Toutes ces difficultés provoquent chez les professionnels du secteur un sentiment d’anxiété, d’inquiétude et parfois de désespoir. « Certains de nos confrères ont connus la faillite. D’autres ont vendu leurs voitures pour pouvoir payer les dettes. Des cas d’incarcérations pour chèques sans provision sont aussi à relever. Enfin, à Casablanca, il y a même eu un cas de suicide», indique-t-il avec compassion.
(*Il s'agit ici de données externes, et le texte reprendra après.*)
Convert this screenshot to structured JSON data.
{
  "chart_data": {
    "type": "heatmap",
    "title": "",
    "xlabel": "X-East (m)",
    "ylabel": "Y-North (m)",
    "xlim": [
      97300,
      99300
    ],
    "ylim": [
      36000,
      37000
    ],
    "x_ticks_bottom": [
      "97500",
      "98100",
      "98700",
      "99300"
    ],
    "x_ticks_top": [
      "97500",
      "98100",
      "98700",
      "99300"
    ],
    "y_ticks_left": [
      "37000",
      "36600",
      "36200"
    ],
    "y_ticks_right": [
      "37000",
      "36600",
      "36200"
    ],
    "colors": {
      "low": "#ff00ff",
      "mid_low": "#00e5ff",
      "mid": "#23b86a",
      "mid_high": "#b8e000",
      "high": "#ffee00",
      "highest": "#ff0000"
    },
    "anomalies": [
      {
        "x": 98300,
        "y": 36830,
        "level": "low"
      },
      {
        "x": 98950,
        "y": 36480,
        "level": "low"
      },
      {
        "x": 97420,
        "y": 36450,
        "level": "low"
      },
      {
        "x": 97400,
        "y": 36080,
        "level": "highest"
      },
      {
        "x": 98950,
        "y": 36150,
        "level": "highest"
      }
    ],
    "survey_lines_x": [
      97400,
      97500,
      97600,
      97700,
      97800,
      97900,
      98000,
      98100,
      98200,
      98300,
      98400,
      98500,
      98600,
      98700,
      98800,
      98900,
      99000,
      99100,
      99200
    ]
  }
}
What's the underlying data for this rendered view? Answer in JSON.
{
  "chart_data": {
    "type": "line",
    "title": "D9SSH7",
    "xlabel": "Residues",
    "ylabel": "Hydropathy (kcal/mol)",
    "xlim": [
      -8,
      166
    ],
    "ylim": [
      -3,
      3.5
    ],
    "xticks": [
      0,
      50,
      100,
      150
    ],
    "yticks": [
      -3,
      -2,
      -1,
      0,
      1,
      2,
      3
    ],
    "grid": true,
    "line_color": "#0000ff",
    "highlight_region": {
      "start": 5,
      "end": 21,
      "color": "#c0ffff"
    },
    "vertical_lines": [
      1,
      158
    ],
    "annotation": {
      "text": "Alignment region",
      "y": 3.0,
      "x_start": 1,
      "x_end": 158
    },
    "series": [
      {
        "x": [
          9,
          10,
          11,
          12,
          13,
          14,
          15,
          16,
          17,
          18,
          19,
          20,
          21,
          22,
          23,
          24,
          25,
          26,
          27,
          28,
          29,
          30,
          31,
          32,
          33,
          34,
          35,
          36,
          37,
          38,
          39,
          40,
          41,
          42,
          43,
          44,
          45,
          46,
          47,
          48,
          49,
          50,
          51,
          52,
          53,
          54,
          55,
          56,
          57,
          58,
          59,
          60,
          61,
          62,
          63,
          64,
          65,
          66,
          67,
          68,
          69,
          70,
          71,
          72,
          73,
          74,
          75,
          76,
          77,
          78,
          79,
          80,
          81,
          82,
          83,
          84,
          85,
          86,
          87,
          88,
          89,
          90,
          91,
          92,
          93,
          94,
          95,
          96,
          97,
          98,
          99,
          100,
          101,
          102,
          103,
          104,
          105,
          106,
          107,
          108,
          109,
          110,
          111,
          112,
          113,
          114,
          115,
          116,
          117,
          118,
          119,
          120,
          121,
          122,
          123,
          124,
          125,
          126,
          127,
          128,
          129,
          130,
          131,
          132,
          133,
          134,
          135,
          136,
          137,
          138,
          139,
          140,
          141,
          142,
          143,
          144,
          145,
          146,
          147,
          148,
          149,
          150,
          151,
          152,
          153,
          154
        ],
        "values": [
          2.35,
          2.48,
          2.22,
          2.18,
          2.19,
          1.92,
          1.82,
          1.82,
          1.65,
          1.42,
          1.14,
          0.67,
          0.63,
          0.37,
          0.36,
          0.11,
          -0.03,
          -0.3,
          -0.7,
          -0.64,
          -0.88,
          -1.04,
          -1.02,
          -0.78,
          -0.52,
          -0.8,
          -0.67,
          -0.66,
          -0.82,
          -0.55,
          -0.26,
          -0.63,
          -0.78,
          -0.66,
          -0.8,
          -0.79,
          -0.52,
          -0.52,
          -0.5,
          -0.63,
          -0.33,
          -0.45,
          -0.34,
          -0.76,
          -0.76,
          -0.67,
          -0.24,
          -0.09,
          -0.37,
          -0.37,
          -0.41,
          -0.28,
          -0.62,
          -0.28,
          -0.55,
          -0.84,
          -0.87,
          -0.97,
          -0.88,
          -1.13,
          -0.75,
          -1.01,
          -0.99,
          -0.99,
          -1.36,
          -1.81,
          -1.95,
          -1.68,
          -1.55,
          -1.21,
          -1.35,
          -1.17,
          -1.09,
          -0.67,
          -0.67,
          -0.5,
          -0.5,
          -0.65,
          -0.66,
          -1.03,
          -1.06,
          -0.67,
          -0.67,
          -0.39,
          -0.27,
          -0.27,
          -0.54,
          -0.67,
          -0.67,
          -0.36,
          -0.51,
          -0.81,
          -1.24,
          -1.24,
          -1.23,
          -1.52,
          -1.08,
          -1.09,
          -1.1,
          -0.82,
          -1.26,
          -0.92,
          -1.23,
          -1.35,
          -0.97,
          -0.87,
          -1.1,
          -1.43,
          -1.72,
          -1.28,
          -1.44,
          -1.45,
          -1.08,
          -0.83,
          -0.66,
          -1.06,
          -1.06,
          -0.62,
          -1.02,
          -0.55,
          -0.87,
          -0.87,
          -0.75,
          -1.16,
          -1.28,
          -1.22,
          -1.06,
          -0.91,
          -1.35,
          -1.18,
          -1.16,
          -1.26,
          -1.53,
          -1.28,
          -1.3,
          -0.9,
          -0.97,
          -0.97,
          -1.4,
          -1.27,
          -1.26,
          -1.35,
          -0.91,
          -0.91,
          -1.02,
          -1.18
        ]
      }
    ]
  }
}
S’agissant des demandes des propriétaires et gérants de locations de voitures aux responsables du secteur, les deux militants associatifs ont affirmé qu’ « elles sont parfaitement légitimes vu la crise économique sans précédent que nous traversons. À savoir l’exonération ou diminution des impôts, le report des crédits… Malheureusement, ils ont répondu favorablement à une ou deux demandes dont l’utilisation des véhicules 6 ans au lieu de 5», affirment-ils.

« Si nos demandes sont légitimes, ce n’est pas uniquement dû à la crise mais c’est aussi parce que notre secteur, c’est 30% des ventes de voitures neuves par an, l’activité des garagistes, les ventes de pièces, les assurances… ». Et de poursuivre, «il est à noter que les agences de locations de voitures, au nombre de 10.000 au Maroc, sont le pilier du secteur automobile dans notre pays. Nous espérions que toutes nos demandes soient exaucées, malheureusement cela n’a pas été le cas. Il faut bien se le dire. Tout porte à croire que l’effort, c’est à sens unique», ont-ils conclu.